Does the series $\sum\frac{\ln n}{n^{2}}$ Converge? Does the series
$$\sum_{n=2}^{\infty}\frac{\ln n}{n^2}$$
converge?
I'm searching for a solution that does not use the Integral test, Stirling, L’Hôpital or functions theorems.
I tried ratio test, and also comparing it to another series.
Thank you very much.
 A: You can use the condensation test for series whose terms are positive and weakly decreasing.
You replace the sum 
$$\sum_n a_n$$ by $$\sum_k 2^k a_{2^k}$$ and check that it converges.
Edited to add details:
$$\sum_{n=1}^{\infty}\frac{\ln n}{n^2} \longrightarrow \sum_{k=0}^{\infty}2^k \frac{\ln 2^k}{2^{2k}}=\sum_{k=0}^{\infty}\frac{k \ln 2}{2^k}$$
The last sum converges by the ratio test, or by identifying it as the derivative of a geometric series evaluated at $q=1/2$.

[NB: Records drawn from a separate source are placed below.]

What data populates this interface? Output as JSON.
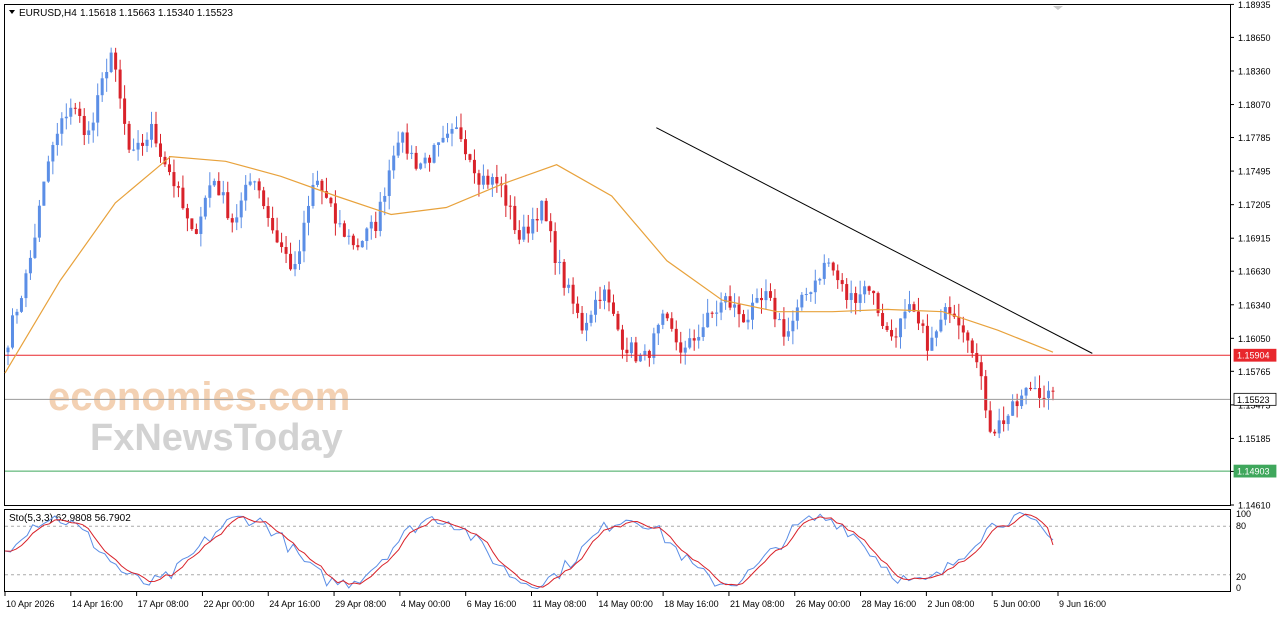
{
  "header": {
    "symbol": "EURUSD,H4",
    "ohlc": "1.15618 1.15663 1.15340 1.15523"
  },
  "indicator": {
    "label": "Sto(5,3,3) 62.9808 56.7902",
    "levels": [
      "100",
      "80",
      "20",
      "0"
    ]
  },
  "watermark": {
    "line1": "economies.com",
    "line2": "FxNewsToday"
  },
  "colors": {
    "bull": "#5b8ee6",
    "bear": "#d9222a",
    "ma": "#e8a23c",
    "trendline": "#000000",
    "resistance": "#e8272c",
    "support": "#3fa75c",
    "current": "#9a9a9a",
    "stoch_k": "#5b8ee6",
    "stoch_d": "#d9222a"
  },
  "chart_data": {
    "type": "candlestick",
    "symbol": "EURUSD",
    "timeframe": "H4",
    "y_ticks": [
      "1.18935",
      "1.18650",
      "1.18360",
      "1.18070",
      "1.17785",
      "1.17495",
      "1.17205",
      "1.16915",
      "1.16630",
      "1.16340",
      "1.16050",
      "1.15765",
      "1.15475",
      "1.15185",
      "1.14900",
      "1.14610"
    ],
    "ylim": [
      1.1461,
      1.1893
    ],
    "x_ticks": [
      "10 Apr 2026",
      "14 Apr 16:00",
      "17 Apr 08:00",
      "22 Apr 00:00",
      "24 Apr 16:00",
      "29 Apr 08:00",
      "4 May 00:00",
      "6 May 16:00",
      "11 May 08:00",
      "14 May 00:00",
      "18 May 16:00",
      "21 May 08:00",
      "26 May 00:00",
      "28 May 16:00",
      "2 Jun 08:00",
      "5 Jun 00:00",
      "9 Jun 16:00"
    ],
    "price_anchors": [
      1.1605,
      1.1665,
      1.176,
      1.1808,
      1.178,
      1.1855,
      1.1758,
      1.1785,
      1.1745,
      1.1692,
      1.1745,
      1.1705,
      1.1748,
      1.1695,
      1.1662,
      1.1745,
      1.1705,
      1.1685,
      1.1705,
      1.1782,
      1.1755,
      1.1768,
      1.1785,
      1.1745,
      1.1738,
      1.169,
      1.172,
      1.166,
      1.1615,
      1.1648,
      1.1602,
      1.1585,
      1.162,
      1.1592,
      1.1618,
      1.1638,
      1.1622,
      1.164,
      1.1608,
      1.1645,
      1.1672,
      1.1638,
      1.1652,
      1.1605,
      1.1628,
      1.1598,
      1.1635,
      1.1605,
      1.1525,
      1.1542,
      1.1565,
      1.1552
    ],
    "candle_count": 234,
    "levels": [
      {
        "name": "resistance",
        "value": "1.15904"
      },
      {
        "name": "current",
        "value": "1.15523"
      },
      {
        "name": "support",
        "value": "1.14903"
      }
    ],
    "ma_anchors": [
      1.1575,
      1.1655,
      1.1722,
      1.1762,
      1.1758,
      1.1745,
      1.1728,
      1.1712,
      1.1718,
      1.1738,
      1.1755,
      1.1728,
      1.1672,
      1.1638,
      1.1628,
      1.1628,
      1.163,
      1.1628,
      1.1612,
      1.1593
    ],
    "trendline": {
      "from": [
        0.5317,
        1.1787
      ],
      "to": [
        0.8876,
        1.1592
      ]
    },
    "stochastic": {
      "k_last": 62.9808,
      "d_last": 56.7902,
      "levels": [
        80,
        20
      ]
    }
  }
}
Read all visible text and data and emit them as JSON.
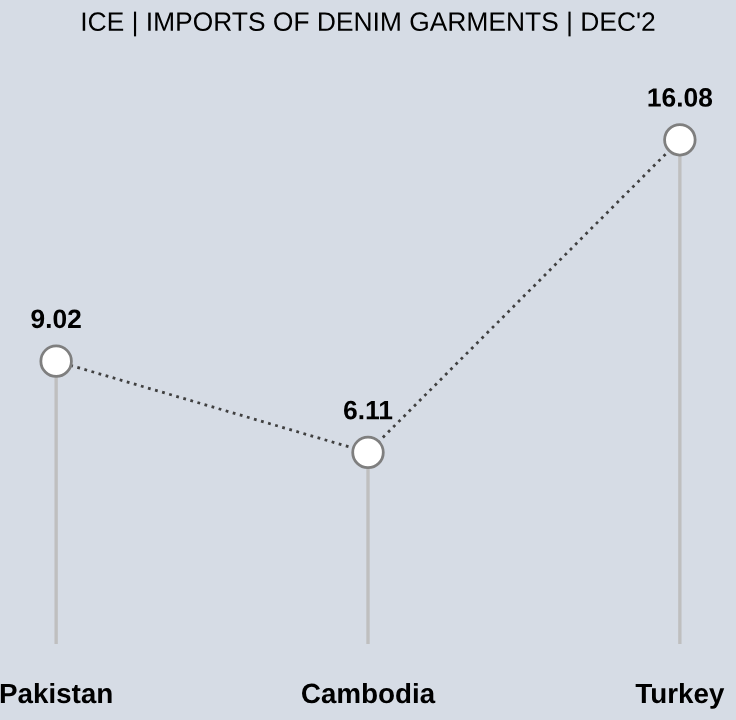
{
  "chart_data": {
    "type": "lollipop",
    "title": "ICE | IMPORTS OF DENIM GARMENTS | DEC'2",
    "categories": [
      "Pakistan",
      "Cambodia",
      "Turkey"
    ],
    "values": [
      9.02,
      6.11,
      16.08
    ],
    "color": "#ffffff",
    "data_labels": true,
    "marker": "circle",
    "line_style": "dotted"
  }
}
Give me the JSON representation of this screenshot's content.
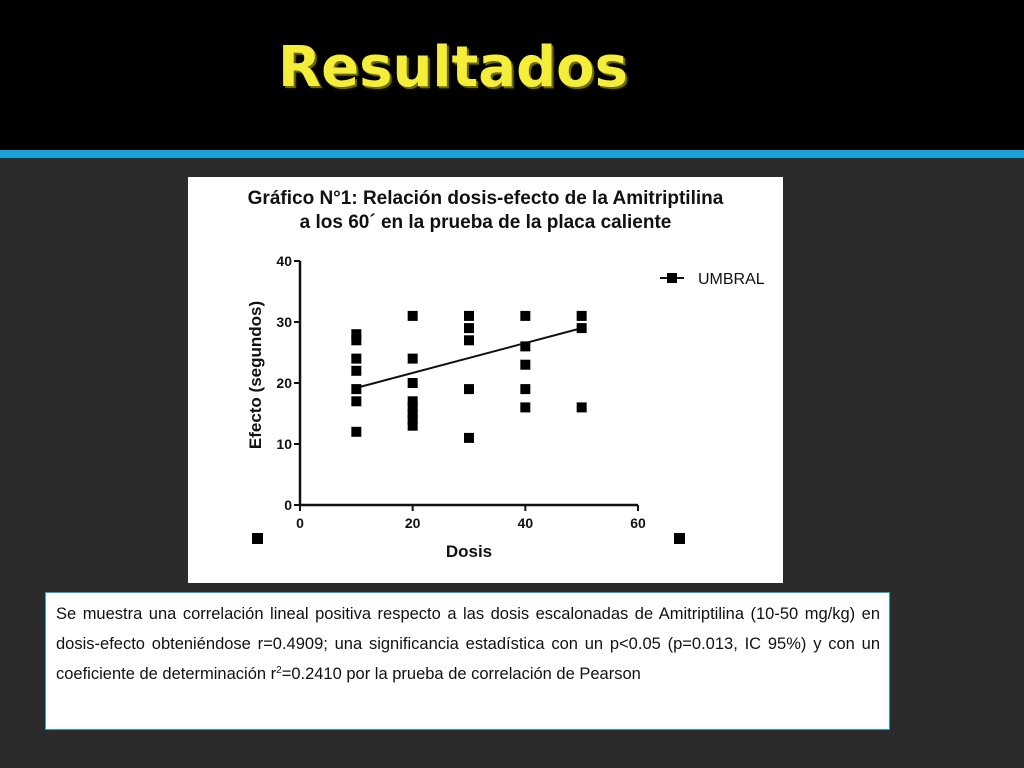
{
  "slide": {
    "title": "Resultados",
    "colors": {
      "title": "#f4ee3a",
      "accent_bar": "#1a9fd9",
      "background": "#2b2b2b",
      "top_band": "#000000"
    }
  },
  "chart_data": {
    "type": "scatter",
    "title_line1": "Gráfico N°1: Relación dosis-efecto de la Amitriptilina",
    "title_line2": "a los 60´ en la prueba de la placa caliente",
    "xlabel": "Dosis",
    "ylabel": "Efecto (segundos)",
    "xlim": [
      0,
      60
    ],
    "ylim": [
      0,
      40
    ],
    "xticks": [
      0,
      20,
      40,
      60
    ],
    "yticks": [
      0,
      10,
      20,
      30,
      40
    ],
    "grid": false,
    "legend_position": "top-right",
    "series": [
      {
        "name": "UMBRAL",
        "marker": "square",
        "points": [
          [
            10,
            28
          ],
          [
            10,
            27
          ],
          [
            10,
            24
          ],
          [
            10,
            22
          ],
          [
            10,
            19
          ],
          [
            10,
            17
          ],
          [
            10,
            12
          ],
          [
            20,
            31
          ],
          [
            20,
            24
          ],
          [
            20,
            20
          ],
          [
            20,
            17
          ],
          [
            20,
            16
          ],
          [
            20,
            15
          ],
          [
            20,
            14
          ],
          [
            20,
            13
          ],
          [
            30,
            31
          ],
          [
            30,
            29
          ],
          [
            30,
            27
          ],
          [
            30,
            19
          ],
          [
            30,
            11
          ],
          [
            40,
            31
          ],
          [
            40,
            26
          ],
          [
            40,
            23
          ],
          [
            40,
            19
          ],
          [
            40,
            16
          ],
          [
            50,
            31
          ],
          [
            50,
            29
          ],
          [
            50,
            16
          ]
        ]
      }
    ],
    "regression_line": {
      "x": [
        10,
        50
      ],
      "y": [
        19.2,
        29.0
      ]
    }
  },
  "caption": {
    "part1": "Se muestra una correlación lineal positiva respecto a las dosis escalonadas de Amitriptilina (10-50 mg/kg) en dosis-efecto obteniéndose r=0.4909; una significancia estadística con un p<0.05 (p=0.013, IC 95%) y con un coeficiente de determinación r",
    "superscript": "2",
    "part2": "=0.2410  por la prueba de correlación de Pearson"
  }
}
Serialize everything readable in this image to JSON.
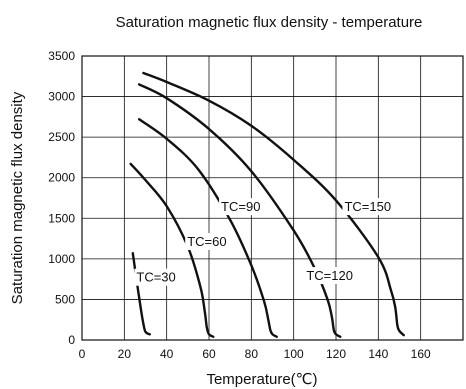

A: Here is a different style of answer, which may be useful to some.
$\zeta(s)=\sum_{n=1}^\infty n^{-s}$, the Riemann zeta function, is analytic on $\Re(s)>1$.  This is because on any half plane $\Re(s)>1+\epsilon$, it is a uniformely convergent series of analytic functions.  Its derivative, $$\zeta^{'}(s)=-\sum_{n=1}^\infty \log n n^{-s}$$ then also converges on all of $\Re(s)>1$.  Now, notice that your sum is $-\zeta^{'}(2).$
A: You can show that $\ln n\leq \sqrt n$ if $n$ is large enough. Now you can readily deduce that the series converges.